Apr
04
2007

No More Beautiful World

(Add / View Comments) (0)Wednesday, April 4, 2007 - 02:24:33 pm
(Posted Under: Tempe Music Scene Tempe Music Scene, Tempe, Roger Clyne & The Peacemakers)
After several failed attempts to order No More Beautiful World through Peacetime Goods, I came across a torrent of the album. Which will certainly tide me over until I'm hooked up with a real copy of the CD. I'm kinda happy about it, given that when I first heard the e-card tracks at the start of February I decided I was definitely going to pre-order the album and get it right when it came out. At the end of the day, getting to hear it 2 weeks after it was released (March 2007) ain't too bad.

On listening to it however, the songs which I've come to not mind (Hello New Day, Noisy Head) which I hoped were to be the low points of the album. As it turns out, they're the highlights, more or less.

I love Maybe We Should Fall In Love, Andele is as expected great, Controband is pretty good. The rest of the album is varies in degrees of not that great. Listening to it, Katie and I thought that the start of the album had to be the not so great part, and the second is where it'd pick up. Misguided thought, as the start of the album is actually better than the second half.

Particularly nausiating is the reuse of "The good guys and the bad guys never work past noon around here" from Mexico and "Row, row, row your boat gently down the stream". Not to mention the beginning of Plenty. Umm, guys, Bury My Heart At The Trailer Park has already been done. Very sad and disappointing that it's apparently too hard to write new lyrics and riffs. The "cars break down and people break down..." line being used in both Fonder & Blonder and Down Together was cool - the reuse of Mexico in Wake Up Call is just sad!

When ignoring Wake Up Call, I can accept Lemons as the Mexician / mariachi song on the album, but already having heard Wake Up Call two songs earlier, it's hard not to cringe. Roger's mexican influence was always such a cool part of the Peacemakers and Refreshments, but on this album - god it really falls apart and sounds ridiculous.

Certainly what I also noticed was the end of the era - up until now, all the records have the uncanny pattern of a pinnicle rock song, and a / the ballad which is arguably the best track on the album:

Honky Tonk Union: Beautiful Disaster / Green & Dumb
Sonoroan Hope & Madness: Colorblind Blues / Bufallo
Americano!: Americano! / Your Name On A Grain Of Rice

No More Beautiful World continues the trend with the pinnical rock track in Andele, but the ballad the is the best song on the record is completely absent.

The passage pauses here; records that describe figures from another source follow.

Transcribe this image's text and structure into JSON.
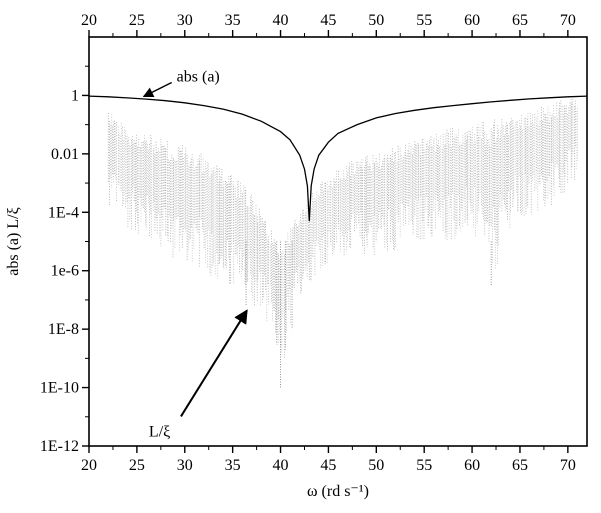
{
  "chart_data": {
    "type": "line",
    "xlabel": "ω (rd s⁻¹)",
    "ylabel": "abs (a) L/ξ",
    "xlim": [
      20,
      72
    ],
    "ylim_log10": [
      -12,
      2
    ],
    "y_scale": "log",
    "grid": false,
    "legend": "none",
    "x_ticks": [
      20,
      25,
      30,
      35,
      40,
      45,
      50,
      55,
      60,
      65,
      70
    ],
    "x_tick_labels": [
      "20",
      "25",
      "30",
      "35",
      "40",
      "45",
      "50",
      "55",
      "60",
      "65",
      "70"
    ],
    "top_x_ticks": [
      20,
      25,
      30,
      35,
      40,
      45,
      50,
      55,
      60,
      65,
      70
    ],
    "top_x_tick_labels": [
      "20",
      "25",
      "30",
      "35",
      "40",
      "45",
      "50",
      "55",
      "60",
      "65",
      "70"
    ],
    "y_ticks": [
      1,
      0.01,
      0.0001,
      1e-06,
      1e-08,
      1e-10,
      1e-12
    ],
    "y_tick_labels": [
      "1",
      "0.01",
      "1E-4",
      "1e-6",
      "1E-8",
      "1E-10",
      "1E-12"
    ],
    "annotations": [
      {
        "text": "abs (a)",
        "points_to": [
          25.5,
          0.85
        ]
      },
      {
        "text": "L/ξ",
        "points_to": [
          36.7,
          6e-08
        ]
      }
    ],
    "series": [
      {
        "key": "abs_a",
        "style": "solid-black",
        "points": [
          [
            20,
            0.95
          ],
          [
            22,
            0.9
          ],
          [
            24,
            0.82
          ],
          [
            26,
            0.75
          ],
          [
            28,
            0.66
          ],
          [
            30,
            0.56
          ],
          [
            32,
            0.45
          ],
          [
            34,
            0.34
          ],
          [
            36,
            0.23
          ],
          [
            38,
            0.13
          ],
          [
            40,
            0.058
          ],
          [
            41,
            0.03
          ],
          [
            42,
            0.009
          ],
          [
            42.5,
            0.003
          ],
          [
            42.8,
            0.0008
          ],
          [
            43.0,
            5e-05
          ],
          [
            43.2,
            0.0008
          ],
          [
            43.5,
            0.003
          ],
          [
            44,
            0.009
          ],
          [
            45,
            0.025
          ],
          [
            46,
            0.05
          ],
          [
            48,
            0.1
          ],
          [
            50,
            0.17
          ],
          [
            52,
            0.24
          ],
          [
            54,
            0.31
          ],
          [
            56,
            0.38
          ],
          [
            58,
            0.45
          ],
          [
            60,
            0.52
          ],
          [
            62,
            0.6
          ],
          [
            64,
            0.68
          ],
          [
            66,
            0.76
          ],
          [
            68,
            0.83
          ],
          [
            70,
            0.9
          ],
          [
            72,
            0.95
          ]
        ]
      },
      {
        "key": "L_over_xi",
        "style": "gray-dotted-spikes",
        "envelope": [
          {
            "x": 22,
            "top": 0.4,
            "bottom": 0.0001
          },
          {
            "x": 24,
            "top": 0.08,
            "bottom": 3e-05
          },
          {
            "x": 26,
            "top": 0.05,
            "bottom": 1e-05
          },
          {
            "x": 28,
            "top": 0.03,
            "bottom": 3e-06
          },
          {
            "x": 30,
            "top": 0.02,
            "bottom": 2e-06
          },
          {
            "x": 32,
            "top": 0.01,
            "bottom": 1e-06
          },
          {
            "x": 34,
            "top": 0.003,
            "bottom": 3e-07
          },
          {
            "x": 36,
            "top": 0.001,
            "bottom": 1e-07
          },
          {
            "x": 37,
            "top": 0.0004,
            "bottom": 5e-08
          },
          {
            "x": 38,
            "top": 0.0001,
            "bottom": 3e-08
          },
          {
            "x": 39,
            "top": 3e-05,
            "bottom": 1e-08
          },
          {
            "x": 40,
            "top": 1e-05,
            "bottom": 1e-10
          },
          {
            "x": 41,
            "top": 3e-05,
            "bottom": 1e-08
          },
          {
            "x": 42,
            "top": 0.0001,
            "bottom": 1e-07
          },
          {
            "x": 44,
            "top": 0.001,
            "bottom": 1e-06
          },
          {
            "x": 46,
            "top": 0.003,
            "bottom": 2e-06
          },
          {
            "x": 48,
            "top": 0.008,
            "bottom": 3e-06
          },
          {
            "x": 50,
            "top": 0.01,
            "bottom": 3e-06
          },
          {
            "x": 52,
            "top": 0.02,
            "bottom": 5e-06
          },
          {
            "x": 54,
            "top": 0.03,
            "bottom": 1e-05
          },
          {
            "x": 56,
            "top": 0.05,
            "bottom": 1e-05
          },
          {
            "x": 58,
            "top": 0.08,
            "bottom": 1e-05
          },
          {
            "x": 60,
            "top": 0.1,
            "bottom": 2e-05
          },
          {
            "x": 62,
            "top": 0.15,
            "bottom": 3e-07
          },
          {
            "x": 64,
            "top": 0.2,
            "bottom": 3e-05
          },
          {
            "x": 66,
            "top": 0.3,
            "bottom": 5e-05
          },
          {
            "x": 68,
            "top": 0.5,
            "bottom": 0.0001
          },
          {
            "x": 70,
            "top": 0.8,
            "bottom": 0.0005
          },
          {
            "x": 71,
            "top": 1.0,
            "bottom": 0.001
          }
        ]
      }
    ]
  }
}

If this album had come out around the time that Live At Billy Bob's, it would be easier to just say that finally Roger's made a not so great album, which given the run since Fizzy Fuzzy Big and Buzzy in 1996 was bound to happen at some point. However, it's really hard to take that we've waited over 3 years for a studio album, and it's this dismall. For the most part, with the exception of a few good songs, it feels to me as a "it's time to make a new album, we have 3 new songs, let's write 11 more this week and record them".

I could go on to no end with negativity, which is kinda pointless, and maybe the album will grow on me, it's happened before, but certainly the first listen was quite cringe worthy. Especially since around this time last year I questioned new songs (Captain Surburbia, Mexicosis) and the future of the band, and then got over that in the second part of the year, and had actually been anticipating the album, and even more after hearing Hello New Day, Maybe We Should Fall In Love and Contraband at the start of February, only to be left feeling like I did this time last year.